SAS code I used more than 20 years ago still runs fine today!
Although it’s impossible to guarantee computational reproducibility over time, these strategies can maximize your chances.
Code Workflows based on point-and-click interfaces, such as Excel, are not reproducible. Enshrine your computations and data manipulation in code.
Document Use comments, computational notebooks and README files to explain how your code works, and to define the expected parameters and the computational environment required.
Record Make a note of key parameters, such as the ‘seed’ values used to start a random-number generator. Such records allow you to reproduce runs, track down bugs and follow up on unexpected results.

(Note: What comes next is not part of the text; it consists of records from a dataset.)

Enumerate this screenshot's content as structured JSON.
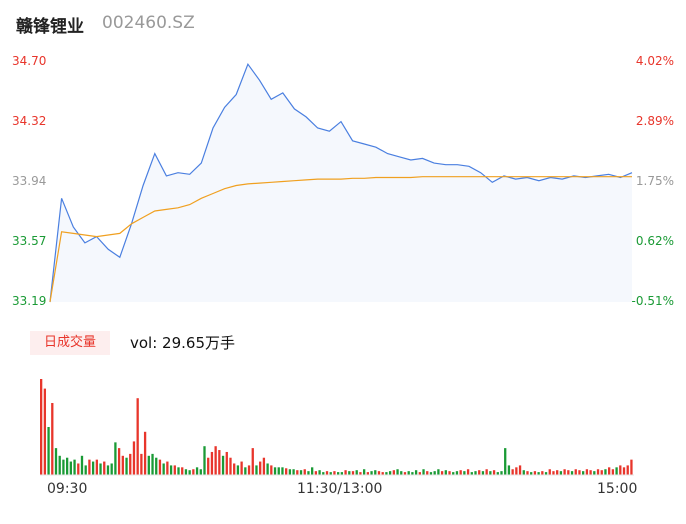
{
  "header": {
    "name": "赣锋锂业",
    "code": "002460.SZ"
  },
  "y_left_labels": [
    "34.70",
    "34.32",
    "33.94",
    "33.57",
    "33.19"
  ],
  "y_right_labels": [
    "4.02%",
    "2.89%",
    "1.75%",
    "0.62%",
    "-0.51%"
  ],
  "volume": {
    "tag": "日成交量",
    "text": "vol: 29.65万手"
  },
  "time_labels": [
    "09:30",
    "11:30/13:00",
    "15:00"
  ],
  "colors": {
    "up": "#e8352b",
    "down": "#1a9a35",
    "price_line": "#4a7fe0",
    "avg_line": "#f0a020",
    "neutral": "#999999"
  },
  "chart_data": {
    "type": "line",
    "title": "",
    "xlabel": "",
    "ylabel": "",
    "ylim": [
      33.19,
      34.7
    ],
    "x_ticks": [
      "09:30",
      "11:30/13:00",
      "15:00"
    ],
    "series": [
      {
        "values": [
          33.19,
          33.84,
          33.66,
          33.56,
          33.6,
          33.52,
          33.47,
          33.68,
          33.92,
          34.12,
          33.98,
          34.0,
          33.99,
          34.06,
          34.28,
          34.41,
          34.49,
          34.68,
          34.58,
          34.46,
          34.5,
          34.4,
          34.35,
          34.28,
          34.26,
          34.32,
          34.2,
          34.18,
          34.16,
          34.12,
          34.1,
          34.08,
          34.09,
          34.06,
          34.05,
          34.05,
          34.04,
          34.0,
          33.94,
          33.98,
          33.96,
          33.97,
          33.95,
          33.97,
          33.96,
          33.98,
          33.97,
          33.98,
          33.99,
          33.97,
          34.0
        ]
      },
      {
        "values": [
          33.19,
          33.63,
          33.62,
          33.61,
          33.6,
          33.61,
          33.62,
          33.68,
          33.72,
          33.76,
          33.77,
          33.78,
          33.8,
          33.84,
          33.87,
          33.9,
          33.92,
          33.93,
          33.935,
          33.94,
          33.945,
          33.95,
          33.955,
          33.96,
          33.96,
          33.96,
          33.965,
          33.965,
          33.97,
          33.97,
          33.97,
          33.97,
          33.975,
          33.975,
          33.975,
          33.975,
          33.975,
          33.975,
          33.975,
          33.975,
          33.975,
          33.975,
          33.975,
          33.975,
          33.975,
          33.975,
          33.975,
          33.975,
          33.975,
          33.975,
          33.975
        ]
      }
    ],
    "volume_max": 100,
    "volume": [
      [
        100,
        "up"
      ],
      [
        90,
        "up"
      ],
      [
        50,
        "down"
      ],
      [
        75,
        "up"
      ],
      [
        28,
        "down"
      ],
      [
        20,
        "down"
      ],
      [
        16,
        "down"
      ],
      [
        18,
        "down"
      ],
      [
        14,
        "down"
      ],
      [
        16,
        "down"
      ],
      [
        12,
        "up"
      ],
      [
        20,
        "down"
      ],
      [
        10,
        "down"
      ],
      [
        16,
        "up"
      ],
      [
        14,
        "down"
      ],
      [
        16,
        "up"
      ],
      [
        12,
        "down"
      ],
      [
        14,
        "up"
      ],
      [
        10,
        "down"
      ],
      [
        12,
        "down"
      ],
      [
        34,
        "down"
      ],
      [
        28,
        "up"
      ],
      [
        20,
        "up"
      ],
      [
        18,
        "down"
      ],
      [
        22,
        "up"
      ],
      [
        35,
        "up"
      ],
      [
        80,
        "up"
      ],
      [
        22,
        "up"
      ],
      [
        45,
        "up"
      ],
      [
        20,
        "down"
      ],
      [
        22,
        "down"
      ],
      [
        18,
        "down"
      ],
      [
        16,
        "up"
      ],
      [
        12,
        "down"
      ],
      [
        14,
        "up"
      ],
      [
        10,
        "down"
      ],
      [
        10,
        "up"
      ],
      [
        8,
        "down"
      ],
      [
        8,
        "up"
      ],
      [
        6,
        "down"
      ],
      [
        5,
        "down"
      ],
      [
        6,
        "up"
      ],
      [
        8,
        "down"
      ],
      [
        6,
        "down"
      ],
      [
        30,
        "down"
      ],
      [
        18,
        "up"
      ],
      [
        24,
        "up"
      ],
      [
        30,
        "up"
      ],
      [
        26,
        "up"
      ],
      [
        20,
        "down"
      ],
      [
        24,
        "up"
      ],
      [
        18,
        "up"
      ],
      [
        12,
        "up"
      ],
      [
        10,
        "down"
      ],
      [
        14,
        "up"
      ],
      [
        8,
        "down"
      ],
      [
        10,
        "up"
      ],
      [
        28,
        "up"
      ],
      [
        10,
        "down"
      ],
      [
        14,
        "up"
      ],
      [
        18,
        "up"
      ],
      [
        12,
        "down"
      ],
      [
        10,
        "up"
      ],
      [
        8,
        "down"
      ],
      [
        8,
        "down"
      ],
      [
        8,
        "down"
      ],
      [
        7,
        "up"
      ],
      [
        6,
        "down"
      ],
      [
        6,
        "down"
      ],
      [
        5,
        "up"
      ],
      [
        5,
        "down"
      ],
      [
        6,
        "up"
      ],
      [
        4,
        "down"
      ],
      [
        8,
        "down"
      ],
      [
        4,
        "up"
      ],
      [
        5,
        "down"
      ],
      [
        3,
        "down"
      ],
      [
        4,
        "up"
      ],
      [
        3,
        "down"
      ],
      [
        4,
        "up"
      ],
      [
        3,
        "down"
      ],
      [
        3,
        "down"
      ],
      [
        5,
        "up"
      ],
      [
        4,
        "down"
      ],
      [
        4,
        "up"
      ],
      [
        5,
        "down"
      ],
      [
        3,
        "up"
      ],
      [
        6,
        "down"
      ],
      [
        3,
        "up"
      ],
      [
        4,
        "down"
      ],
      [
        5,
        "down"
      ],
      [
        4,
        "up"
      ],
      [
        3,
        "up"
      ],
      [
        3,
        "down"
      ],
      [
        4,
        "down"
      ],
      [
        5,
        "up"
      ],
      [
        6,
        "down"
      ],
      [
        4,
        "down"
      ],
      [
        3,
        "up"
      ],
      [
        4,
        "down"
      ],
      [
        3,
        "down"
      ],
      [
        5,
        "down"
      ],
      [
        3,
        "up"
      ],
      [
        6,
        "down"
      ],
      [
        4,
        "up"
      ],
      [
        3,
        "down"
      ],
      [
        4,
        "down"
      ],
      [
        6,
        "down"
      ],
      [
        4,
        "up"
      ],
      [
        5,
        "down"
      ],
      [
        4,
        "up"
      ],
      [
        3,
        "down"
      ],
      [
        4,
        "down"
      ],
      [
        5,
        "up"
      ],
      [
        4,
        "down"
      ],
      [
        6,
        "up"
      ],
      [
        3,
        "down"
      ],
      [
        4,
        "down"
      ],
      [
        5,
        "up"
      ],
      [
        4,
        "down"
      ],
      [
        6,
        "up"
      ],
      [
        4,
        "down"
      ],
      [
        5,
        "up"
      ],
      [
        3,
        "down"
      ],
      [
        4,
        "down"
      ],
      [
        28,
        "down"
      ],
      [
        10,
        "down"
      ],
      [
        6,
        "up"
      ],
      [
        8,
        "up"
      ],
      [
        10,
        "up"
      ],
      [
        5,
        "down"
      ],
      [
        4,
        "up"
      ],
      [
        3,
        "down"
      ],
      [
        4,
        "up"
      ],
      [
        3,
        "down"
      ],
      [
        4,
        "up"
      ],
      [
        3,
        "down"
      ],
      [
        6,
        "up"
      ],
      [
        4,
        "up"
      ],
      [
        5,
        "up"
      ],
      [
        4,
        "down"
      ],
      [
        6,
        "up"
      ],
      [
        5,
        "up"
      ],
      [
        4,
        "down"
      ],
      [
        6,
        "up"
      ],
      [
        5,
        "up"
      ],
      [
        4,
        "down"
      ],
      [
        6,
        "up"
      ],
      [
        5,
        "up"
      ],
      [
        4,
        "down"
      ],
      [
        6,
        "up"
      ],
      [
        5,
        "up"
      ],
      [
        6,
        "down"
      ],
      [
        8,
        "up"
      ],
      [
        6,
        "up"
      ],
      [
        8,
        "down"
      ],
      [
        10,
        "up"
      ],
      [
        8,
        "up"
      ],
      [
        10,
        "up"
      ],
      [
        16,
        "up"
      ]
    ]
  }
}
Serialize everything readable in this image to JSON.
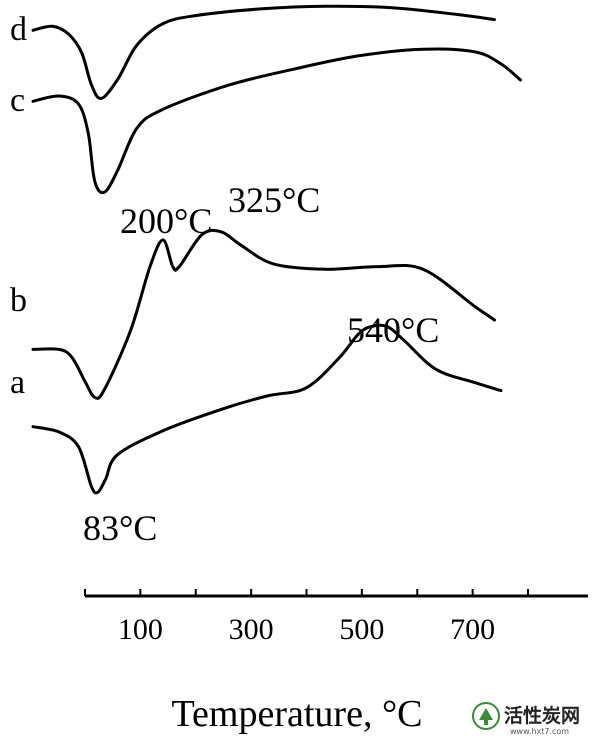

Test Create a suite of test functions. Use positive and negative control data sets to ensure you get the expected results, and run those tests throughout development to squash bugs as they arise.
Guide Create a master script (for example, a ‘run.sh’ file) that downloads required data sets and variables, executes your workflow and provides an obvious entry point to the code.
Archive GitHub is a popular but impermanent online repository. Archiving services such as Zenodo, Figshare and Software Heritage promise long-term stability.
Track Use version-control tools such as Git to record your project’s history. Note which version you used to create each result.
Package Create ready-to-use computational environments using containerization tools (for example, Docker, Singularity), web services (Code Ocean, Gigantum, Binder) or virtual-environment managers (Conda).
Automate Use continuous-integration services (for example, Travis CI) to automatically test your code over time, and in various computational environments.
Simplify Avoid niche or hard-to-install third-party code libraries that can complicate reuse.
Verify Check your code’s portability by running it in a range of computing environments.